I have a matrix h \in \mathbb{R}^{n_n \times n_t} where n_n is the number of sensors and n_t is the number of hours in a day. I want to understand the variation between each timestamp for each sensor (note times roll over between days), so I have:
\frac{1}{n_{n}} (\sum_{i=1}^{n_n} (h_i^1-h_i^{n_t})^2+\sum_{t=2}^{n_t}\sum_{i=1}^{n_n} (h_i^t-h_i^{t-1})^2)
I’ve tried a few implementations with the two fastest being:
nn = 9000
nt = 24
h = rand(nn, nt)
m1() = sum((h .- hcat(h, h[:, 1])[:, 2:end]) .^ 2) / nn
m2() = sum((vec(h) - [h[nn+1:end]; h[1:nn]]) .^ 2) / nn
However, both of these take around 280 \mu s and use ~5MiB of memory through ~20 allocations according to benchmark tools. I appreciate these numbers are already pretty good, but as I’m going to be running this calculation millions of times I thought I’d ask are there any ways I can improve on my current performance? I’m somewhat new to Julia and this is the first piece of performance sensitive code I have so this as much about the learning as it is about the performance for me.

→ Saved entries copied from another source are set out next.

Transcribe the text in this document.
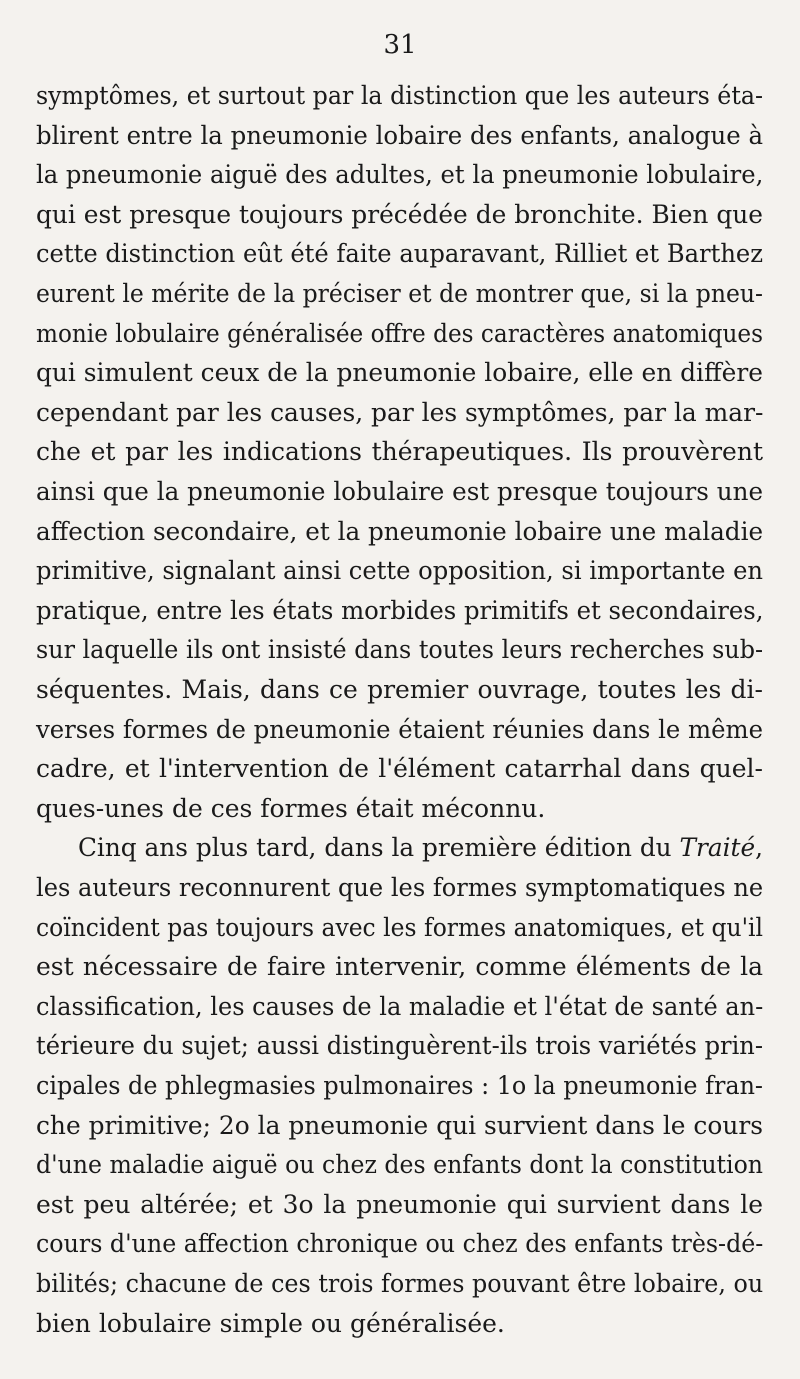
31
symptômes, et surtout par la distinction que les auteurs éta-
blirent entre la pneumonie lobaire des enfants, analogue à
la pneumonie aiguë des adultes, et la pneumonie lobulaire,
qui est presque toujours précédée de bronchite. Bien que
cette distinction eût été faite auparavant, Rilliet et Barthez
eurent le mérite de la préciser et de montrer que, si la pneu-
monie lobulaire généralisée offre des caractères anatomiques
qui simulent ceux de la pneumonie lobaire, elle en diffère
cependant par les causes, par les symptômes, par la mar-
che et par les indications thérapeutiques. Ils prouvèrent
ainsi que la pneumonie lobulaire est presque toujours une
affection secondaire, et la pneumonie lobaire une maladie
primitive, signalant ainsi cette opposition, si importante en
pratique, entre les états morbides primitifs et secondaires,
sur laquelle ils ont insisté dans toutes leurs recherches sub-
séquentes. Mais, dans ce premier ouvrage, toutes les di-
verses formes de pneumonie étaient réunies dans le même
cadre, et l'intervention de l'élément catarrhal dans quel-
ques-unes de ces formes était méconnu.
Cinq ans plus tard, dans la première édition du Traité,
les auteurs reconnurent que les formes symptomatiques ne
coïncident pas toujours avec les formes anatomiques, et qu'il
est nécessaire de faire intervenir, comme éléments de la
classification, les causes de la maladie et l'état de santé an-
térieure du sujet; aussi distinguèrent-ils trois variétés prin-
cipales de phlegmasies pulmonaires : 1o la pneumonie fran-
che primitive; 2o la pneumonie qui survient dans le cours
d'une maladie aiguë ou chez des enfants dont la constitution
est peu altérée; et 3o la pneumonie qui survient dans le
cours d'une affection chronique ou chez des enfants très-dé-
bilités; chacune de ces trois formes pouvant être lobaire, ou
bien lobulaire simple ou généralisée.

edit 1: I should point out this code will act as an objective function for an NLP problem in JuMP.
edit 2: typo in equation
Read the performance tips:
- Don’t use global variables. (Your code is in a function, but your variables are globals — pass them as arguments.)
- Think about array allocations. Slices allocate arrays unless you use
@views
. hcat
and [array1; array2]
allocate new arrays. Allocating an array just to sum
it is wasteful too.
- Don’t be afraid of writing your own loops, especially for performance-critical code. Loops are fast in Julia, and are often the easiest way of avoiding extraneous array allocations.
1 Like
For example, the following function is 20x faster than your original code on my machine (thanks in a large part to the LoopVectorization.jl package), is arguably clearer (it’s a lot closer to your original formula), and performs no allocations:
using LoopVectorization
function m(h)
nn, nt = size(h)
s = zero(eltype(h))
@turbo for i = 1:nn
s += (h[i,1] - h[i,nt])^2
end
@turbo for t = 2:nt, i = 1:nn
s += (h[i,t] - h[i,t-1])^2
end
return s / nn
end
Benchmark with:
using BenchmarkTools
@btime m($h);
(Even if you remove LoopVectorization’s @turbo
annotation, it is still more than 2x faster than your original code, and still allocates no memory.)
4 Likes
I thought I was doing something wasteful with the slicing but didn’t think of @views
.
I originally implemented it as a loop very similar to this, however, mine was far slower. In my actual implementation I’m not using globals, however, for some strange reason I choose to use them here; this seems to be a major bottleneck in my benchmarking. Thanks for your solution, that is a huge speed improvement - I wasn’t aware of the LoopVectorisation package, I’ll have a read into it.
Cheers
(Maybe your loops were in the wrong order? Or maybe you initialized the sum to s = 0
instead of using zero(eltype(x))
, which is type-unstable? For explicit loops, it’s also especially critical to avoid globals.)
I paid attention to the loop order, but I did initialise as s=0
, I wasn’t aware this could be an issue. I think I need to re-read the performance tips.